Má notícia para a BRF (BRFS3). A companhia afastou todos os funcionários citados ontem no inquérito da Operação Trapaça da Polícia Federal, derivada da Carne Fraca, até que os fatos sejam esclarecidos. Segundo a BRF, ela vem colaborando com as investigações e segue com um comitê independente de investigação que tem por objetivo esclarecer todos os fatos.

Direito de subscrição da Minerva (BEEF3). A companhia anunciou no dia 11 de setembro o aumento de capital no valor de até R$ 1,05 bilhão, com o objetivo principal de reduzir a sua alta alavancagem, que está em 5x o EBITDA, aprovado em assembleia no final do dia de ontem.

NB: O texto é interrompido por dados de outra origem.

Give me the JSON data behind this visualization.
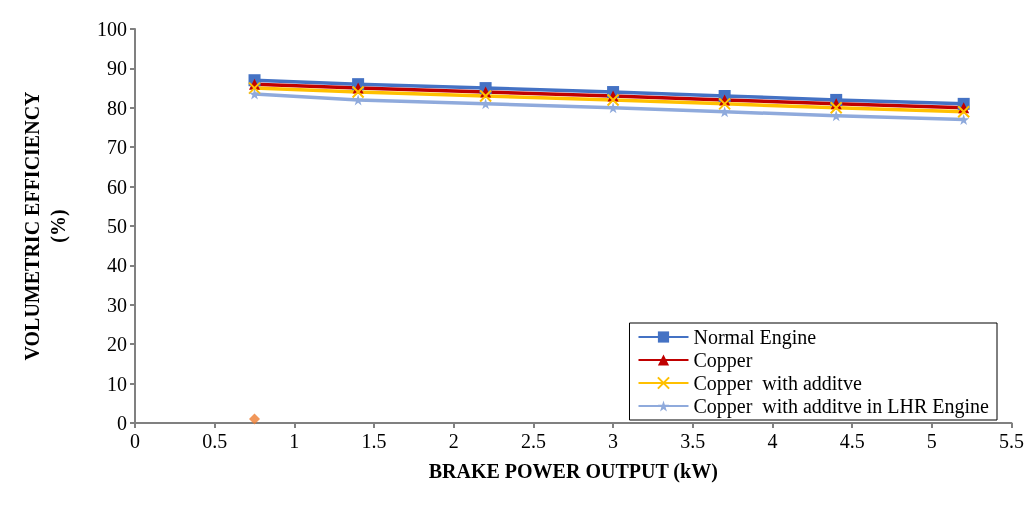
{
  "chart_data": {
    "type": "line",
    "xlabel": "BRAKE POWER OUTPUT (kW)",
    "ylabel": "VOLUMETRIC EFFICIENCY\n(%)",
    "x": [
      0.75,
      1.4,
      2.2,
      3,
      3.7,
      4.4,
      5.2
    ],
    "xlim": [
      0,
      5.5
    ],
    "xticks": [
      0,
      0.5,
      1,
      1.5,
      2,
      2.5,
      3,
      3.5,
      4,
      4.5,
      5,
      5.5
    ],
    "ylim": [
      0,
      100
    ],
    "yticks": [
      0,
      10,
      20,
      30,
      40,
      50,
      60,
      70,
      80,
      90,
      100
    ],
    "grid": false,
    "legend": "bottom right",
    "line_style": "solid",
    "series": [
      {
        "name": "Normal Engine",
        "color": "#4472c4",
        "marker": "square",
        "values": [
          87,
          86,
          85,
          84,
          83,
          82,
          81
        ]
      },
      {
        "name": "Copper",
        "color": "#c00000",
        "marker": "triangle",
        "values": [
          86,
          85,
          84,
          83,
          82,
          81,
          80
        ]
      },
      {
        "name": "Copper  with additve",
        "color": "#ffc000",
        "marker": "cross",
        "values": [
          85,
          84,
          83,
          82,
          81,
          80,
          79
        ]
      },
      {
        "name": "Copper  with additve in LHR Engine",
        "color": "#8faadc",
        "marker": "star",
        "values": [
          83.5,
          82,
          81,
          80,
          79,
          78,
          77
        ]
      },
      {
        "type": "scatter",
        "color": "#ed7d31",
        "marker": "diamond",
        "x": [
          0.75
        ],
        "values": [
          1
        ]
      }
    ]
  }
}
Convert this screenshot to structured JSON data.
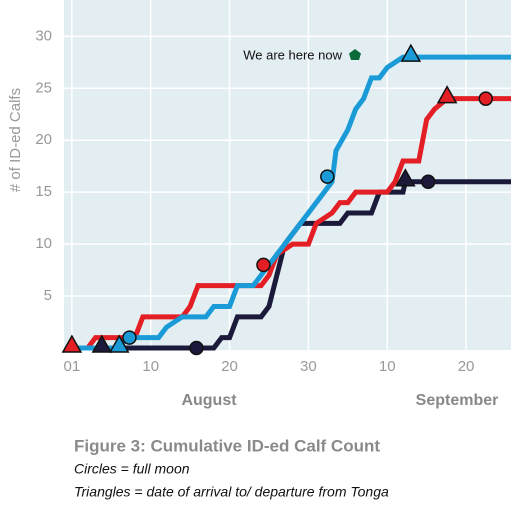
{
  "chart_data": {
    "type": "line",
    "y_label": "# of ID-ed Calfs",
    "annotation": "We are here now",
    "month_labels": [
      "August",
      "September"
    ],
    "caption_title": "Figure 3: Cumulative ID-ed Calf Count",
    "caption_lines": [
      "Circles = full moon",
      "Triangles = date of arrival to/ departure from Tonga"
    ],
    "xlim": [
      -1,
      55.7
    ],
    "ylim": [
      0,
      33.5
    ],
    "xticks": [
      {
        "value": 0,
        "label": "01"
      },
      10,
      20,
      30,
      {
        "value": 40,
        "label": "10"
      },
      {
        "value": 50,
        "label": "20"
      }
    ],
    "yticks": [
      5,
      10,
      15,
      20,
      25,
      30
    ],
    "grid": true,
    "series": [
      {
        "color": "#1b1a3a",
        "x": [
          0,
          18,
          19,
          20,
          21,
          24,
          25,
          26,
          27,
          28,
          29,
          34,
          35,
          38,
          39,
          42,
          42.3,
          55.7
        ],
        "values": [
          0,
          0,
          1,
          1,
          3,
          3,
          4,
          7,
          10,
          11,
          12,
          12,
          13,
          13,
          15,
          15,
          16,
          16
        ],
        "circle_x": [
          15.8,
          45.2
        ],
        "circle_y": [
          0,
          16
        ],
        "triangle_x": [
          3.8,
          42.3
        ],
        "triangle_y": [
          0,
          16
        ]
      },
      {
        "color": "#e31e24",
        "x": [
          0,
          2,
          3,
          8,
          9,
          14,
          15,
          16,
          24,
          25,
          26,
          28,
          30,
          31,
          33,
          34,
          35,
          36,
          40,
          41,
          42,
          44,
          45,
          46,
          47.6,
          55.7
        ],
        "values": [
          0,
          0,
          1,
          1,
          3,
          3,
          4,
          6,
          6,
          7,
          9,
          10,
          10,
          12,
          13,
          14,
          14,
          15,
          15,
          16,
          18,
          18,
          22,
          23,
          24,
          24
        ],
        "circle_x": [
          24.3,
          52.5
        ],
        "circle_y": [
          8,
          24
        ],
        "triangle_x": [
          0,
          47.6
        ],
        "triangle_y": [
          0,
          24
        ]
      },
      {
        "color": "#1a9bd7",
        "x": [
          0,
          6,
          7,
          11,
          12,
          14,
          17,
          18,
          20,
          21,
          23,
          24,
          26,
          28,
          29,
          32,
          33,
          33.5,
          35,
          36,
          37,
          38,
          39,
          40,
          42,
          43,
          55.7
        ],
        "values": [
          0,
          0,
          1,
          1,
          2,
          3,
          3,
          4,
          4,
          6,
          6,
          7,
          9,
          11,
          12,
          15,
          16,
          19,
          21,
          23,
          24,
          26,
          26,
          27,
          28,
          28,
          28
        ],
        "circle_x": [
          7.3,
          32.4
        ],
        "circle_y": [
          1,
          16.5
        ],
        "triangle_x": [
          6,
          43
        ],
        "triangle_y": [
          0,
          28
        ]
      }
    ]
  }
}
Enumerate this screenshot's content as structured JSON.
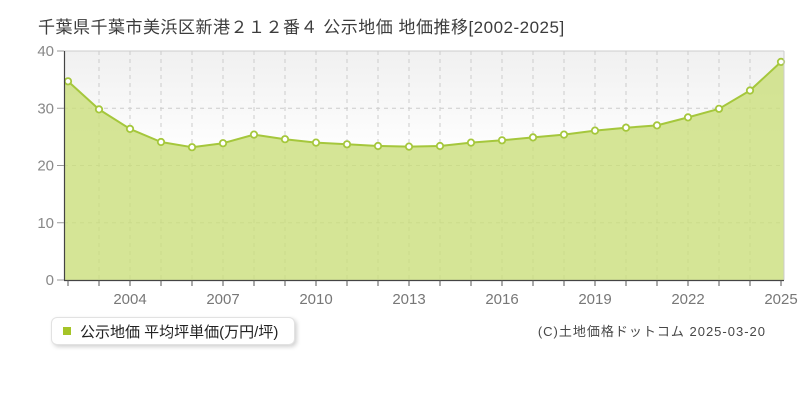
{
  "title": "千葉県千葉市美浜区新港２１２番４ 公示地価 地価推移[2002-2025]",
  "legend": {
    "label": "公示地価 平均坪単価(万円/坪)",
    "marker_color": "#a5c428"
  },
  "footer": {
    "credit": "(C)土地価格ドットコム 2025-03-20"
  },
  "chart_data": {
    "type": "area",
    "title": "千葉県千葉市美浜区新港２１２番４ 公示地価 地価推移[2002-2025]",
    "series_name": "公示地価 平均坪単価(万円/坪)",
    "ylabel": "平均坪単価(万円/坪)",
    "x": [
      2002,
      2003,
      2004,
      2005,
      2006,
      2007,
      2008,
      2009,
      2010,
      2011,
      2012,
      2013,
      2014,
      2015,
      2016,
      2017,
      2018,
      2019,
      2020,
      2021,
      2022,
      2023,
      2024,
      2025
    ],
    "values": [
      34.7,
      29.8,
      26.4,
      24.1,
      23.2,
      23.9,
      25.4,
      24.6,
      24.0,
      23.7,
      23.4,
      23.3,
      23.4,
      24.0,
      24.4,
      24.9,
      25.4,
      26.1,
      26.6,
      27.0,
      28.4,
      29.9,
      33.1,
      38.1
    ],
    "ylim": [
      0,
      40
    ],
    "yticks": [
      0,
      10,
      20,
      30,
      40
    ],
    "xtick_labels": [
      "2004",
      "2007",
      "2010",
      "2013",
      "2016",
      "2019",
      "2022",
      "2025"
    ],
    "grid": true,
    "legend_position": "bottom-left",
    "colors": {
      "area_fill": "#cbdf7c",
      "line": "#a5c73c",
      "marker_fill": "#ffffff",
      "grid": "#cccccc",
      "axis": "#444444",
      "border": "#cccccc",
      "y_tick_label": "#888888",
      "x_tick_label": "#777777"
    }
  }
}
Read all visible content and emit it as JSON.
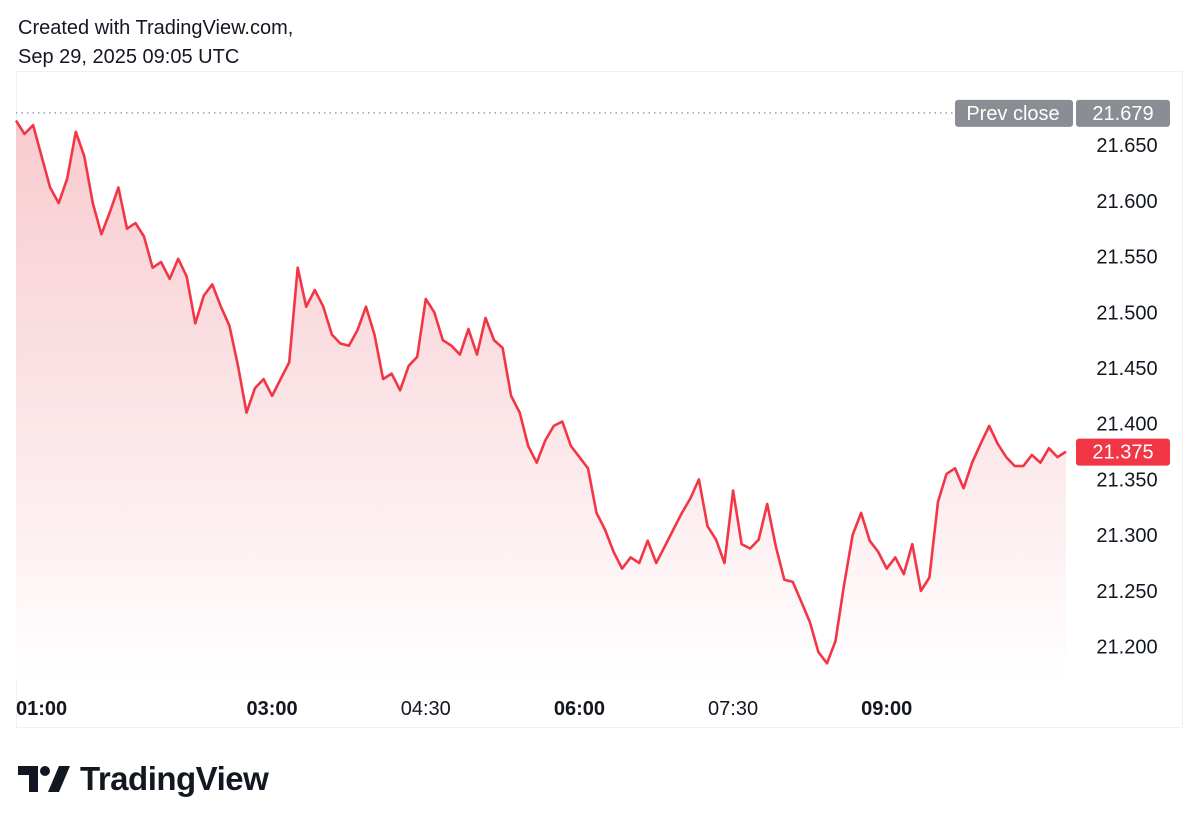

O direito de preferência para subscrição das novas ações deve ser exercido entre os dias 16 de outubro e 14 de novembro.

Unipar (UNIP6) distribuirá proventos. A companhia irá distribuir dividendos no valor total de R$ 1,5431 por ação preferencial, o equivalente a um yield de cerca de 3,8%. Os papéis ficarão ex nessa sexta-feira (19/10) e o pagamento deve ocorrer ainda esse mês, no dia 30.